论文标题
仅使用英语注释来检测多种语言的食源性疾病投诉
Detecting Foodborne Illness Complaints in Multiple Languages Using English Annotations Only
论文作者
论文摘要
卫生部门一直在部署文本分类系统,以便在社交媒体文件(例如Yelp餐厅评论)中早期发现食源性疾病投诉。当前的系统已成功地用于英语文档,因此,一个有希望的方向是通过考虑其他语言(例如西班牙语或中文)来增加覆盖范围和召回。但是,对以前的语言进行培训系统将是昂贵的,因为它需要对每种新目标语言的许多文档进行手动注释。为了应对这一挑战,我们仅使用英语评论的注释来考虑跨语言学习和培训多语言分类器。最近,基于预训练的多语言BERT(MBERT)的最新零射击方法已被证明可以有效地对准情感等方面的语言。有趣的是,我们表明,这些方法在捕获我们的公共卫生应用中捕获食源性疾病的细微差别而有效。为了提高性能而没有额外的注释,我们通过机器翻译创建人工培训文档,并共同培训Mbert的来源(英语)和目标语言。此外,我们表明将标记文档转换为多种语言会导致某些目标语言的其他性能改进。我们通过使用七种语言的Yelp餐厅评论进行了广泛的实验来证明我们的方法的好处。我们的分类器在Yelp挑战数据集的多语言评论中确定了食源性疾病的投诉,这突出了我们在卫生部门部署的一般方法的潜力。
Health departments have been deploying text classification systems for the early detection of foodborne illness complaints in social media documents such as Yelp restaurant reviews. Current systems have been successfully applied for documents in English and, as a result, a promising direction is to increase coverage and recall by considering documents in additional languages, such as Spanish or Chinese. Training previous systems for more languages, however, would be expensive, as it would require the manual annotation of many documents for each new target language.
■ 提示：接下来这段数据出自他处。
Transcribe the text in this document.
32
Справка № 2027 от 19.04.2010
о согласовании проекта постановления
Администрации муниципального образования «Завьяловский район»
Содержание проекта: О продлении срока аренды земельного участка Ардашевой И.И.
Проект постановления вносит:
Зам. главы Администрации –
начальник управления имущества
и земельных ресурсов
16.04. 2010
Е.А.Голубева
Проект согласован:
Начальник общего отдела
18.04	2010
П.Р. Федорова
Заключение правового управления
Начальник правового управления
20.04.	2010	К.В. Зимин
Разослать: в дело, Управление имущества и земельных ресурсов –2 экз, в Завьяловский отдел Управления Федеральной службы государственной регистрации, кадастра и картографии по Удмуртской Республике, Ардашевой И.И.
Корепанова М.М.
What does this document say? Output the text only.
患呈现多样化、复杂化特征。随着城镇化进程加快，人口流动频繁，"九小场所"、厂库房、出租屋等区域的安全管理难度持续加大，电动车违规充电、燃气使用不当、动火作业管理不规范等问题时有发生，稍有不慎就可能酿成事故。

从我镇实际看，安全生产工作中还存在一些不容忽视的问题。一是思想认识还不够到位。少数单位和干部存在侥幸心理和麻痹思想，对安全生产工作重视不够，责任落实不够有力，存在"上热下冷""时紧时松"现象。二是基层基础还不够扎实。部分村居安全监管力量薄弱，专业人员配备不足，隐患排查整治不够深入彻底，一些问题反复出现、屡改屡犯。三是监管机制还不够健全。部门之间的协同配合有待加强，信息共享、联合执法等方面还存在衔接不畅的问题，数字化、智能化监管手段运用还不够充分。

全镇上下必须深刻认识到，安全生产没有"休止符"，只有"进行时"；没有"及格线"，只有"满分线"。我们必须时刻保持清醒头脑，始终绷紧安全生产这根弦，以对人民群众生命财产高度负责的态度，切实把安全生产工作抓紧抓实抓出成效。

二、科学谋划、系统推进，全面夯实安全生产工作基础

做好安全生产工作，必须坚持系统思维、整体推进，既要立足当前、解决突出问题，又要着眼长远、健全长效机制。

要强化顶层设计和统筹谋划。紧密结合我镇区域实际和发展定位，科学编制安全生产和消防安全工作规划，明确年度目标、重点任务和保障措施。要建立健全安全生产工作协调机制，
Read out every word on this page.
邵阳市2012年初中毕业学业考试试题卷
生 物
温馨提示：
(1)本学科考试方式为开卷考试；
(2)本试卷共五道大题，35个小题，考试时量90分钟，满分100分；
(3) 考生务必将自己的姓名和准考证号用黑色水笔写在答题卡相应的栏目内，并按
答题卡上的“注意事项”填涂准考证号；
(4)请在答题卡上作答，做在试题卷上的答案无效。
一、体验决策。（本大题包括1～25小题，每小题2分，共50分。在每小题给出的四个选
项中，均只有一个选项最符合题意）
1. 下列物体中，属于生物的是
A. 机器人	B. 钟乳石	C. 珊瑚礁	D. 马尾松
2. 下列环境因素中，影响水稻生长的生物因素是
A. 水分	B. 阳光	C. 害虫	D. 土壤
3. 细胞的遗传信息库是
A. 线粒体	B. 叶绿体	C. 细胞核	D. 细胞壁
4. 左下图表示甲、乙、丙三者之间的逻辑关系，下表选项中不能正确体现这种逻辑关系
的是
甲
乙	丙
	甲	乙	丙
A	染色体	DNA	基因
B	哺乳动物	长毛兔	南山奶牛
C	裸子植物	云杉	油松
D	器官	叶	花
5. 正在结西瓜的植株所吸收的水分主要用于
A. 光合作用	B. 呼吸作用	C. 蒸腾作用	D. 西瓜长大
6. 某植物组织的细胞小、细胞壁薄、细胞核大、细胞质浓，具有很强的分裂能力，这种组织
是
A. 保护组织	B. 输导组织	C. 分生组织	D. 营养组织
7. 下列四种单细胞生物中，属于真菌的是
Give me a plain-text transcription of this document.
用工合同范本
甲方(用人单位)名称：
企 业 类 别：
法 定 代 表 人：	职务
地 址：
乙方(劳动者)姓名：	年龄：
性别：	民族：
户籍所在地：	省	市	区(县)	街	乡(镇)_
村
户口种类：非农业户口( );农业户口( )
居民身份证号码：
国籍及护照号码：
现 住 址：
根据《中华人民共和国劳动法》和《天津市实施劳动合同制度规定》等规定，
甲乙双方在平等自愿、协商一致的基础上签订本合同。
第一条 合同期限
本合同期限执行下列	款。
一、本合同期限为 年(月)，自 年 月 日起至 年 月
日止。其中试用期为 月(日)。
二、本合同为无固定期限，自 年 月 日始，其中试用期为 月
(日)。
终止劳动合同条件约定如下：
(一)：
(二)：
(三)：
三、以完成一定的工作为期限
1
To address this challenge, we consider cross-lingual learning and train multilingual classifiers using only the annotations for English-language reviews. Recent zero-shot approaches based on pre-trained multi-lingual BERT (mBERT) have been shown to effectively align languages for aspects such as sentiment. Interestingly, we show that those approaches are less effective for capturing the nuances of foodborne illness, our public health application of interest. To improve performance without extra annotations, we create artificial training documents in the target language through machine translation and train mBERT jointly for the source (English) and target language. Furthermore, we show that translating labeled documents to multiple languages leads to additional performance improvements for some target languages. We demonstrate the benefits of our approach through extensive experiments with Yelp restaurant reviews in seven languages. Our classifiers identify foodborne illness complaints in multilingual reviews from the Yelp Challenge dataset, which highlights the potential of our general approach for deployment in health departments.